Nouvelles perspectives sur la libre circulation

Nora El Qadim, politiste, et Antoine Pécoud, sociologue 

Si le modèle de la libre circulation européenne évoque pour beaucoup l’abolition des frontières, sa réalité est pour le moins contrastée et son avenir incertain.

L’Europe poli­tique est aujourd’hui indis­so­ciable de la libre circu­la­tion, asso­ciée — dans l’imaginaire collectif — à l’abolition des fron­tières, ou du moins à la suppres­sion des contrôles aux fron­tières entre les États de l’espace Schengen. Mais les mesures prises depuis 2020 pour lutter contre l’épidémie de Covid-19 témoignent de la réver­si­bi­lité et de la fragi­lité de ce processus, qu’illustrent aussi le brutal réta­blis­se­ment des fron­tières post-Brexit, ainsi que d’autres entorses à la libre circu­la­tion — comme la déci­sion prise par la France en 2011 de fermer sa fron­tière avec l’Italie pour lutter contre l’arrivée de Tunisien.ne.s dans les mois qui ont suivi la chute du régime de Ben Ali.

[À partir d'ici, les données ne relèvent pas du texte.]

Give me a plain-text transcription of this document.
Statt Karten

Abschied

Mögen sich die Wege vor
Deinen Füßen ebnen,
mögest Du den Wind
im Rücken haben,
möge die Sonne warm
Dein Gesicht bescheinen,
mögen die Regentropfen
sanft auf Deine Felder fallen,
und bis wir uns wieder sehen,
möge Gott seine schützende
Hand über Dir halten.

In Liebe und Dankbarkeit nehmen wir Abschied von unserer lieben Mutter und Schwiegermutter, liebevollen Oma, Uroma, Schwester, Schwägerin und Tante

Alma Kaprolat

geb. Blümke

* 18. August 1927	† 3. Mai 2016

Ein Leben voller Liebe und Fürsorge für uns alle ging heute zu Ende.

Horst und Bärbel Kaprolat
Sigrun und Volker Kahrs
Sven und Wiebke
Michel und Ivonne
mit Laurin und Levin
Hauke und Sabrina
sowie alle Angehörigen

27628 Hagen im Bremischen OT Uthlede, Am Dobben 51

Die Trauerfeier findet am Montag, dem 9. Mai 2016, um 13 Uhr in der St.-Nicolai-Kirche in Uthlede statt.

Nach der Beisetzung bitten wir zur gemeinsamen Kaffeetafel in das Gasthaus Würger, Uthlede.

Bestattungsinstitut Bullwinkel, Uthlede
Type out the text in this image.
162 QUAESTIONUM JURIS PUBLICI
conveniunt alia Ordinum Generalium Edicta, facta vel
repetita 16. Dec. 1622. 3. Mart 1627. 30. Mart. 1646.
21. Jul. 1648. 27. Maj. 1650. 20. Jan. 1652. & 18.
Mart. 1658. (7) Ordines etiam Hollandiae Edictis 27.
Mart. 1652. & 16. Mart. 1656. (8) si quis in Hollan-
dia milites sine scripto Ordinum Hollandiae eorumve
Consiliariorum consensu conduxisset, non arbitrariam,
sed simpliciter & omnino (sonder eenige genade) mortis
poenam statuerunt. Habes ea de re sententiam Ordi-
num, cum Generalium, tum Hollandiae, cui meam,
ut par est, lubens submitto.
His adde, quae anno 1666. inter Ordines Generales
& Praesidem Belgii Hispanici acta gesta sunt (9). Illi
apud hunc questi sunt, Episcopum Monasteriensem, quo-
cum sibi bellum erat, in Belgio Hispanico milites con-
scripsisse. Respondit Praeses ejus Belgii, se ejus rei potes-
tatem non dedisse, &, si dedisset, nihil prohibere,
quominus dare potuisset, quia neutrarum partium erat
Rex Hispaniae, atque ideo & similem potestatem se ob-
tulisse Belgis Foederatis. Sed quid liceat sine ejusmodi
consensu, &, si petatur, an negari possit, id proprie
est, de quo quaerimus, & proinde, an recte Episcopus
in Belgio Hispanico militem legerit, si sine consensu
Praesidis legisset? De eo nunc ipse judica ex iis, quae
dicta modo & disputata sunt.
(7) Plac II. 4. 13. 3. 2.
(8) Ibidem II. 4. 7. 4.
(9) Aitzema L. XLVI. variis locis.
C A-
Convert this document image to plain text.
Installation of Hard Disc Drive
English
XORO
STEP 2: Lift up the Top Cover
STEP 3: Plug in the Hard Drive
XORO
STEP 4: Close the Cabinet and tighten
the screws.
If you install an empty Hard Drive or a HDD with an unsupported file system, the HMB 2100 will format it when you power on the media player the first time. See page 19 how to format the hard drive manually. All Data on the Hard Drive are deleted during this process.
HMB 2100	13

La libre circulation, une dynamique mouvante et complexe 

Plutôt qu’une réalité intan­gible, la libre circu­la­tion est donc une dyna­mique mouvante et complexe, ancrée dans l’histoire du conti­nent euro­péen, au cours de laquelle elle a revêtu des signi­fi­ca­tions diffé­rentes. Elle relève à l’origine d’un dessein écono­mique : à l’heure où l’Europe se recons­truit et connaît la forte crois­sance des Trente glorieuses, la libre circu­la­tion ne concerne que le travail et appa­raît donc comme le coro­laire de la libre circu­la­tion des biens et des capi­taux dans un espace de libre-échange. Sont donc seuls concerné.e.s les travailleurs et travailleuses, dont la mobi­lité (en parti­cu­lier des pays du sud de l’Europe, comme l’Italie, vers le nord) était néces­saire pour remé­dier à la pénurie de main d’œuvre. Ce n’est que dans un second temps que la libre circu­la­tion a été élargie à toutes personnes, qu’elles travaillent ou non, c’est-à-dire aux membres de la famille des travailleurs (et travailleuses!), aux étudiant•e•s, aux chômeurs/​euses, retraité•e•s, oisifs/​ves, etc.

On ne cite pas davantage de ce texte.